• Journal, de Jean René Huguenin

    Journal, de Jean René Huguenin

    En commençant le "Journal" de Jean René Huguenin, je cherchais à entendre la voix d'un homme, jeune peut-être, face à sa tâche d'écrivain ; je cherchais à l'entendre résonner à travers temps et époques. On peut trouver de telles choses, en parcourant ce Journal. On trouvera surtout un jeune homme qui non seulement écrit, mais se trouve en butte à son implacable devoir d'exister.

    Comment prendre l'exacte mesure de cette existence, stoppée de façon aussi anecdotique, terriblement impersonnelle ? L'accident de voiture qui devait coûter la vie à J.R.H, à l'âge de 26 ans, rappelle avec quelle prudence la destinée sait se manifester.
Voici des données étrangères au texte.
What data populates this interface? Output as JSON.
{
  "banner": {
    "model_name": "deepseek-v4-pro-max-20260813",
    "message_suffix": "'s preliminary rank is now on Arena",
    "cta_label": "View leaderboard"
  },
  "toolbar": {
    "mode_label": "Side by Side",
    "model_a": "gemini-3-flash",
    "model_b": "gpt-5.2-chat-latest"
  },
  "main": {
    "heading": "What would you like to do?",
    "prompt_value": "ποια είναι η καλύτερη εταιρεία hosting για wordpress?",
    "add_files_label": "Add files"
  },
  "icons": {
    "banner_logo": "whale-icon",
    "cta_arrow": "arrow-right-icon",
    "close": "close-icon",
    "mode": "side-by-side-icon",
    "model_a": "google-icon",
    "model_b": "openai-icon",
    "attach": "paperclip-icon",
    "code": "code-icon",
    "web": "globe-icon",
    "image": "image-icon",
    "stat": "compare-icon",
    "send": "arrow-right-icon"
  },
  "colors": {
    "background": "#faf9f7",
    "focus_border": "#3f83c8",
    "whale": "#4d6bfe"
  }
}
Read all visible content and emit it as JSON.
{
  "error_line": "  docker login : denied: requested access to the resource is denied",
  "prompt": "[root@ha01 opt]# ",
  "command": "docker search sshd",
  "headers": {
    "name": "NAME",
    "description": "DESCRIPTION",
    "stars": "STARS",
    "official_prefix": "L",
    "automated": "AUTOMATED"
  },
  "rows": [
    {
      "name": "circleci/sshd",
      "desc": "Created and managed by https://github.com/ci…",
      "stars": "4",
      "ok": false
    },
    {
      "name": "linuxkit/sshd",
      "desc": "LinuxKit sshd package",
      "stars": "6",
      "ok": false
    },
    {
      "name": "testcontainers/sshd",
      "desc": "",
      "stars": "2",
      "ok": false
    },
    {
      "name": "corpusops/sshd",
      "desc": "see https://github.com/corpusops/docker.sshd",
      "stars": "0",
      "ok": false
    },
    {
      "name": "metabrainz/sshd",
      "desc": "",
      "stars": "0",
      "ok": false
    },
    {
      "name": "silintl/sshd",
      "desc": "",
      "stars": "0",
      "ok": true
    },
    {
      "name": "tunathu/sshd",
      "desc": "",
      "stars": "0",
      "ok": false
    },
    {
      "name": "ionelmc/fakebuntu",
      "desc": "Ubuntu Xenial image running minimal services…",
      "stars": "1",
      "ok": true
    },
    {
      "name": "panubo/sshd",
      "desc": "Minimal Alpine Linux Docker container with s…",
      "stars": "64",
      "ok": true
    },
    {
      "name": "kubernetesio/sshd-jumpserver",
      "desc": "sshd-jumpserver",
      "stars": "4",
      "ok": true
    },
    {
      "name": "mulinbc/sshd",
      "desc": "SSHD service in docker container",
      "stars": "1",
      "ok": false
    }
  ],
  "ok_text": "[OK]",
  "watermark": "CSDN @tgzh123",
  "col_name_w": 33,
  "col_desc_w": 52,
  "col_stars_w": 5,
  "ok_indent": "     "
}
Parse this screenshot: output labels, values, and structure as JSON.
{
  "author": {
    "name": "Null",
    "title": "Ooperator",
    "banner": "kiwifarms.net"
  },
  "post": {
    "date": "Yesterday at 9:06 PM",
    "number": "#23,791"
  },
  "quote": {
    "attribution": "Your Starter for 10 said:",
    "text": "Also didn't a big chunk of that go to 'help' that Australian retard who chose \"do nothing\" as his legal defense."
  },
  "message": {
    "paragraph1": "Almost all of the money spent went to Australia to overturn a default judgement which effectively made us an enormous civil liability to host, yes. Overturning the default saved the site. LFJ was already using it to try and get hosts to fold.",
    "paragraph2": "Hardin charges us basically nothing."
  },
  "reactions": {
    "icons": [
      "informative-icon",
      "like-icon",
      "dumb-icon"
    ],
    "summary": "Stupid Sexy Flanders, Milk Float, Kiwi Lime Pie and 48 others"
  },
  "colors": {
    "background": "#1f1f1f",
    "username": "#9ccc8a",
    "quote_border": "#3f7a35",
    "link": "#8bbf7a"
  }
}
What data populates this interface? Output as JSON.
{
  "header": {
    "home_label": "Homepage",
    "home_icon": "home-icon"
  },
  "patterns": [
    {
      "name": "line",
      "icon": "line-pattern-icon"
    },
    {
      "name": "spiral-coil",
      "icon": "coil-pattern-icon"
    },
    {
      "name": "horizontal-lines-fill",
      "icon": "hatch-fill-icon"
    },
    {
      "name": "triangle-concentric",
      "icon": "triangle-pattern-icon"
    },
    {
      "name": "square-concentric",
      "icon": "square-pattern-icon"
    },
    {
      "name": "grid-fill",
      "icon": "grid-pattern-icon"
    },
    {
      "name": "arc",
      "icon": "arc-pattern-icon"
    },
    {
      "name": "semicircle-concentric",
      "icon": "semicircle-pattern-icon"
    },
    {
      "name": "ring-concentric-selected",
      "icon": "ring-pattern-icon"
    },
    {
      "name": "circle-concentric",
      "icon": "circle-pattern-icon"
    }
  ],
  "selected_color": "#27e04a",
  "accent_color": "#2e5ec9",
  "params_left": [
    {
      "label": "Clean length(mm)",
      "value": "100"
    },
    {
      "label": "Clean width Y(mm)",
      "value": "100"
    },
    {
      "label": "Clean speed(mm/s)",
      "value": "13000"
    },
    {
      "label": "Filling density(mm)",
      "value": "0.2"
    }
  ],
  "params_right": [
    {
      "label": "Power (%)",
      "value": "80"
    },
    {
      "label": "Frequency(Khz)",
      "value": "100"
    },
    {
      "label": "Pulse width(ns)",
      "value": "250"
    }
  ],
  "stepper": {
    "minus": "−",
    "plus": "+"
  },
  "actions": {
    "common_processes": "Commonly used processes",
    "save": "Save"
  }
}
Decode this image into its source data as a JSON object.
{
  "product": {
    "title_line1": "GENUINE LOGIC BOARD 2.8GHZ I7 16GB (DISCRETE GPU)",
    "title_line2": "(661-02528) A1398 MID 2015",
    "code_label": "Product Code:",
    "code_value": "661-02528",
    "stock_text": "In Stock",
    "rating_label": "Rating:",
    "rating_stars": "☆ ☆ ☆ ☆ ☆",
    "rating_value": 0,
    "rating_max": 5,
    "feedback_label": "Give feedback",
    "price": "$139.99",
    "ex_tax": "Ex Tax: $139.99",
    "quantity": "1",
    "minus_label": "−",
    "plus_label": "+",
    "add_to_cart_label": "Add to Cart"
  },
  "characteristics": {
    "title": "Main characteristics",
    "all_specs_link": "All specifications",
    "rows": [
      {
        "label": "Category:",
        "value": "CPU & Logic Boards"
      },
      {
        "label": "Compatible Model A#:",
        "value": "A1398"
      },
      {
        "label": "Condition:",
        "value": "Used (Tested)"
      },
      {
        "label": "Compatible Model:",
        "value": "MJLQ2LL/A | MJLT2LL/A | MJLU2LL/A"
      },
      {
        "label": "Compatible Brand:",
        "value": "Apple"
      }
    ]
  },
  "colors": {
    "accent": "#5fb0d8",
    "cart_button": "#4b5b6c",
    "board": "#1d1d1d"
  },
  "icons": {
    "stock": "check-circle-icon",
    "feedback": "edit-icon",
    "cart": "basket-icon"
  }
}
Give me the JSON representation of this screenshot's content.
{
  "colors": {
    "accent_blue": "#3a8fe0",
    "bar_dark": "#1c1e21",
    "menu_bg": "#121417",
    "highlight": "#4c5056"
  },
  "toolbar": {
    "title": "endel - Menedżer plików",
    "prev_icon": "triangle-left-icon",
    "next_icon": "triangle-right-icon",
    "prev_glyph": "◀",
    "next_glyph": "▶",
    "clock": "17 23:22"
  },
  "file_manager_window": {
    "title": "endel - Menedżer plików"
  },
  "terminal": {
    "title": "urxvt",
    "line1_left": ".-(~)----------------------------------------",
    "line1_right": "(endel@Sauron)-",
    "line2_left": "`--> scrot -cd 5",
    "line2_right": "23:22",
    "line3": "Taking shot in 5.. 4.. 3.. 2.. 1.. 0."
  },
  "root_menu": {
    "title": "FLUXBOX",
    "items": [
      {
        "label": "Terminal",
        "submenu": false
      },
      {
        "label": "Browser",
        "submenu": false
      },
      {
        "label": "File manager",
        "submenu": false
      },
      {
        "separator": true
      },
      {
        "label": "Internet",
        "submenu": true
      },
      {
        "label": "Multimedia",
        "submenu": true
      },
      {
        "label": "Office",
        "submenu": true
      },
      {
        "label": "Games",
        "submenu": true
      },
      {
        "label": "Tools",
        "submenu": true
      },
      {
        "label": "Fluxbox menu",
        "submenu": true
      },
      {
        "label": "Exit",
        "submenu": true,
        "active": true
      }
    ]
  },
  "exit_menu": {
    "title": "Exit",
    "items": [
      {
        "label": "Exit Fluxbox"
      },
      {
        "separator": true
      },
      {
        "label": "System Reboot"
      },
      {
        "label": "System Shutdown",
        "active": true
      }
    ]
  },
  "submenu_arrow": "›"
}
Son Journal, tout du long, nous annonçait l'éclosion d'un homme, ou d'une individualité acerbe, se débattant déjà (et depuis quand ?) contre les conformismes bourgeois, l'étroitesse, non seulement d'esprit mais aussi de vue, de coeur, (ou de souffle) de ses semblables ; cherchant déjà par quel douloureux apprentissage il parviendrait à les cotoyer, il n'a presque aucun doute quant à la voie qu'il lui faut emprunter, et ce n'est pas se draper dans sa superbe que d'envoyer valser les pâles figurines du quotidien, lorsque celles-ci freinent, chaque minute, son ascension vers la joie de "devenir", toujours opposée au sentiment, repu, de celui qui demeure et s'y complait.

    Le questionnement de J.R.H, quant à sa condition, est marqué par son extrême jeunesse, même clairvoyante, même remarquablement en pieds ; on n'a pas à lui pardonner ses intransigeances, car en lui rien ne souhaite être pardonné, ni aimé. Il est froid, étincelant, prêt à mépriser sa vie si cela peut le conduire vers ce qui mène à s'oublier, à "croître", car ainsi en va-t-il de l'âme pour J.R.H.

    Nous nous tenons parfois à respectable distance de ce chemin solitaire. Sa lumière l'exige ; ce n'est pas une lumière qui rassemble dans l'heureuse communion, mais celle qui réfléchit, qui chasse vers soi, de nouveau, et qui, donc, confronte. Très beau livre, de ceux, j'imagine, qui sont tels "une hache pour fendre la mer gelée en nous".